China Cosco Shipping and New York-listed Danaos Corp have been drawn into a complex legal battle in a US federal court in Houston over a deadly fire on a container ship.
The courtroom sparring is focused on a blaze that struck the 2,174-teu Stride (built 1997) in January, killing two seafarers and injuring a third, while it was at the Barbours Cut Container Terminal in the Port of Houston.
The ship, which has since been sold for scrap, was owned by Greece’s Danaos and operated in the fleet of liner operator Cosco Shipping Lines.
At least three interrelated federal lawsuits have emerged out of the case, resulting in a tangle of claims and counterclaims among the owner, manager, an injured crew member, the families of the mariners who died and a bunker provider.
Legal documents claim the fire started in the Panama-flagged Stride’s engine room, although the cause remains under investigation.
In one of the lawsuits, the Stride’s registered owner and John Coustas’ Danaos Shipping, the private company that managed the container ship for Danaos Corp, has petitioned the US District Court for the Southern District of Texas to either limit its liability or exonerate it.
The companies’ lawyers at Houston firm Galloway, Johnson, Tompkins, Burr & Smith argued their liability should be capped at just under $482,000 — the $416,000 sale price for the damaged ship after the casualty plus the $65,600 in pending freight.
“The incident and any damages claimed as a result thereof were proximately caused in whole or in part by the negligent acts and/or omissions of third parties not under the control of the vessel and/or the limitation petitioners,” the lawyers said.
“Regardless of whether the incident and any damages claimed as a result thereof were occasioned by or resulted from any negligence or fault of the vessel, the limitation petitioners had no privity or knowledge of any alleged defect of the vessel, her appurtenances, or her crew that gave rise to the incident.”
Liability cap challenge
The legal fight began in Harris County Court, where seafarer Habibu Othman Khamis filed a lawsuit over what his attorneys described as “catastrophic injuries” during the fire.

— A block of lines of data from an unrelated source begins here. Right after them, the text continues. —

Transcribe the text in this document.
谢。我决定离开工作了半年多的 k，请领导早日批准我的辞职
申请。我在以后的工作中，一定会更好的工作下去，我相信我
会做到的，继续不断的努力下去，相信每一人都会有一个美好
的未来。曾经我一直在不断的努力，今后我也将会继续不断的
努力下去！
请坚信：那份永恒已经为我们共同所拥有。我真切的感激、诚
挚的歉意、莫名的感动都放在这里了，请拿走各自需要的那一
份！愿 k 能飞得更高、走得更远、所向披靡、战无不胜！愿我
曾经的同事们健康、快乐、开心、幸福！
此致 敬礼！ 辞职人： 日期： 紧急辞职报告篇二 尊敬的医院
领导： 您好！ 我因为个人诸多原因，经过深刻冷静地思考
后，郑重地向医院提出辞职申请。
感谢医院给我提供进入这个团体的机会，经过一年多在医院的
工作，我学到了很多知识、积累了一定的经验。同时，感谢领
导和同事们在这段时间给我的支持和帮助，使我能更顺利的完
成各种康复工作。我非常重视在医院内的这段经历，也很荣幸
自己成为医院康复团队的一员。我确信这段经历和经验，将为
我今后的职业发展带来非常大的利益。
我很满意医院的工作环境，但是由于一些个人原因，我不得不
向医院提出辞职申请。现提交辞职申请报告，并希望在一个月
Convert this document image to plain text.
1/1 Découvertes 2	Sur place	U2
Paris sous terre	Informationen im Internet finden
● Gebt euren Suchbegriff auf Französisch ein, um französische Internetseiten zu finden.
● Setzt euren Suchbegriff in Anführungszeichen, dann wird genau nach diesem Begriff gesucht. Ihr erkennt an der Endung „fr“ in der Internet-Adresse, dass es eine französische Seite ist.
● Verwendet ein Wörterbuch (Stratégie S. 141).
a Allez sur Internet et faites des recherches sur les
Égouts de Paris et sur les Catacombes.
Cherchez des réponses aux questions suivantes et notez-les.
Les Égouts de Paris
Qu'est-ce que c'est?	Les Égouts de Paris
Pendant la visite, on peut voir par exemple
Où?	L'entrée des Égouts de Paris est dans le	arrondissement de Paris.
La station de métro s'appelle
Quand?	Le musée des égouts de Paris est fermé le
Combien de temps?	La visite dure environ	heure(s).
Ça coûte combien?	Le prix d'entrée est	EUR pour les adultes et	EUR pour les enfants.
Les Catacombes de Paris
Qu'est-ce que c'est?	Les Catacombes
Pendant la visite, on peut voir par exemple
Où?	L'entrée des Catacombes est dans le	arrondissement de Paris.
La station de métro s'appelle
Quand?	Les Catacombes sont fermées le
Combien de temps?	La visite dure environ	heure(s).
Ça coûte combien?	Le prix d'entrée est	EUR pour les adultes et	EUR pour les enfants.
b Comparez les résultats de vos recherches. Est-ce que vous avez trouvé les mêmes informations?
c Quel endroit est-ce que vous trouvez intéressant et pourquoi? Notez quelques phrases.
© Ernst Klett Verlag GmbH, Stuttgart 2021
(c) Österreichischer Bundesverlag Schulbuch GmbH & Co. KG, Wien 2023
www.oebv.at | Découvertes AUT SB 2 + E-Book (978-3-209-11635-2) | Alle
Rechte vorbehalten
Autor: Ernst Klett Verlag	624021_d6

He is pursuing more than $1m in negligence claims against the ship, Danaos, Cosco Shipping Lines and Buffalo Marine Service, which was bunkering the Stride at the time of the fire. The companies all deny the claims, with Cosco Shipping Lines North America insisting that the seafarer has targeted the wrong entity in the sprawling Cosco organisation.
The Tanzanian mariner has also challenged the liability cap sought by the shipowner and manager, claiming it is inadequate.
His attorneys at Texas law firm Roberts Markland have challenged whether the Danaos companies should be allowed to limit liability at all.
For its part, Cosco (Cayman) Mercury, the unit of China Cosco Shipping that was the legal charterer of the ship, has lodged a claim against the Danaos companies for any liability it faces in the incident.
The company’s lawyers at Royston, Rayzor, Vickery & Williams wrote that Cosco Mercury is not to blame.
“The claims and damages arising from the 8 January 2024 fire were caused, in whole or in part, by the unseaworthiness of the Stride existing at the commencement of its voyage, and/or by the negligence and other legal fault of the agents, servants, owners and employees of limitation petitioners,” they wrote.
At the time of the fire, Buffalo Marine Service was bunkering the Stride with the 171-gt tug Jacques-Imo (built 2012) and the 30,000-barrel tank barge Shamrock 500 (built 2011).
Buffalo and the bunker vessels’ owner, Timtom Land Holdings, have filed a lawsuit of their own to limit their own liability to the $7.4m value of the tug and barge, as well as seeking exoneration. The bunker vessels are insured by Steamship Mutual.
The companies’ lawyers said they were following all proper procedures at the time of the bunkering when the crew of the Stride called to shut down the fuel transfer from the Shamrock 500. The barge’s crew shut down the bunkering immediately, they said.
But Danaos’ lawyers have challenged the bunker vessel companies’ liability cap, alleging that they failed to properly train the crew and follow safe work and operational procedures.
Meanwhile, the families of the two dead Russian crew members are pursuing claims of their own.
The widows of seafarers Yuri Onyschchenko and Konstantin Taigachev have both filed lawsuits in Harris County Court and filed claims for unspecified amounts in the limitation of liability proceedings.
The Stride was classed by the Korean Register and was insured by Skuld.